Length of Ownership Returning to More Normal Levels; New Registrations Continue Slow Climb
The average age of vehicles on the road continued to rise during the last quarter of 2012, according to data from Experian Automotive.
During a webinar last week, the company reported that the average age of vehicles in the fourth quarter of 2012 was 10.4 years, up from 10.2 in the same period of 2011.
Leading the webinar was Jeffrey Anderson, director of consulting and analytics, who presented the company’s Automotive Industry Insights: Q4 2012 report.
“You can see that (age) has steadily increased for the vehicles on the road,” Anderson said in last week’s webinar.
And though dealers may see this trend as a warning sign, the news isn’t all bad.
Anderson reported that the average length of ownership for new vehicles is shrinking once again, which may mean more trade-ins for dealers in the future.
The executive offered some comparison, explaining that in 2004, the average length of ownership was 46 months. In 2009, after the recession, this number jumped to 69.8 months.
But this past year’s figures are returning to more normal levels. In 2012, the average length of ownership for new vehicles was 66.2. months, down from 68.1 in 2011.
“In 2004, there was a lost more leasing going on in the marketplace, and people were turning their vehicles over more quickly; the average length of ownership was less than four years,” Anderson said.
“It really hit a peak in 2009 of almost 70 months … again, when we talk about the new-vehicle market slowing down, people were keeping their vehicles longer, and then you can see in 2011 and 2012, it has returned to just over 66 months of ownership.”
Anderson also touched on vehicle segment and brand data, noting that full-sized pickups dominate the American highways by far, coming in at about 15 percent of light duty vehicles as of the end of 2012.
“This is pretty much what we see every quarter,” Anderson said.
The closest following segment was standard mid-range cars, which make up 12 percent of the light duty vehicles on the road, according to Experian.
Interestingly, even with ever-expanding interest in fuel efficient and alternative fuel vehicles, hybrids still only represent 1.03 percent (nearly half are Prius) of current vehicles in operation last year.

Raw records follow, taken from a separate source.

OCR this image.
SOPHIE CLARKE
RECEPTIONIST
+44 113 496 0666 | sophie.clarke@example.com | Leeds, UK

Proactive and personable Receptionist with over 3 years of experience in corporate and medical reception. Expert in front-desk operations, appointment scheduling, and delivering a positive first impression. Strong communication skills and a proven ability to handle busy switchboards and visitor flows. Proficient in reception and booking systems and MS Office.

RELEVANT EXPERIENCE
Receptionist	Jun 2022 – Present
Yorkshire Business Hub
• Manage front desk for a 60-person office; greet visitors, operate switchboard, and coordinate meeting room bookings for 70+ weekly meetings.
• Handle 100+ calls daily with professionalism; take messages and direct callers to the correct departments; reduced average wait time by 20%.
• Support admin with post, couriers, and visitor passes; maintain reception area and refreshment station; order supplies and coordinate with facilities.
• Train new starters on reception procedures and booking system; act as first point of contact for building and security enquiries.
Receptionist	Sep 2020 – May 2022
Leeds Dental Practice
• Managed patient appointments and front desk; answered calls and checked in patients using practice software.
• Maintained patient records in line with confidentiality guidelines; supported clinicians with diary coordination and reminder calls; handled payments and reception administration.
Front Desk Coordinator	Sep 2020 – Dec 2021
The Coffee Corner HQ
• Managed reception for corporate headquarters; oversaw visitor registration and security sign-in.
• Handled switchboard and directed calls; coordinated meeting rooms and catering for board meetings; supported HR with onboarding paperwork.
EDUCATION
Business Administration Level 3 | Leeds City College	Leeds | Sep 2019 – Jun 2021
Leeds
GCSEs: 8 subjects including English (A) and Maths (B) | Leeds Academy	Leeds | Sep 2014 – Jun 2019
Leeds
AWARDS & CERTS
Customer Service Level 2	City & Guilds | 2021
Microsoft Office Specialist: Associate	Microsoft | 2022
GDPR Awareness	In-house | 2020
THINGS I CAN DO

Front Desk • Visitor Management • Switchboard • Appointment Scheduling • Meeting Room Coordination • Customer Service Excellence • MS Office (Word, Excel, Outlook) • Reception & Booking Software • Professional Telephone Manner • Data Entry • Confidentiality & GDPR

As for brands on the road, as of Dec. 31, 2012, nearly 60 percent of all vehicles in operation are domestic brands, with General Motors taking the lead with 26.9 percent.
Next up was Ford, with 19.1 percent, and Chrysler with 12.4 percent. The only import brand that comes close is Toyota, with 12.4 percent.
New Registrations Continue Slow Climb
Anderson also explained that U.S. vehicle registrations are continuing their slow climb closer to pre-recession levels.
For pre-owned vehicles, registrations were up in the first quarter of 2012, at around 11 million new registrations, which interestingly, is far above pre-rescession levels.
That said, used-vehicle registrations fell back down to little over 8 million in Q4 of 2012.
Anderson explained that for used-vehicle registrations, we didn’t see as much volatility with increases as on the new side, but more volatility due to seasonality instead, which can explain the quarter-by-quarter fluctuation.
On the other hand, Experian data shows that 2012 garnered a little over 14 million new-vehicle registrations, edging closer to 2007’s level of 15 million new vehicle registrations.
“When we are comparing 2009 to 2012, it’s about a 40-percent increase … that’s quite a jump,” Anderson added. “In our forecasting for 2013, we are predicting over 15 million new registrations, and we will be tracking that quarter-by-quarter.”
In conclusion, Experian reported that growth in new-vehicle registrations continues, with Q4 of 2012 having a strong percentage gain of 9.4 percent when compared to the same period of 2011.
And annual registrations were up more than 1.5 million units versus 2011.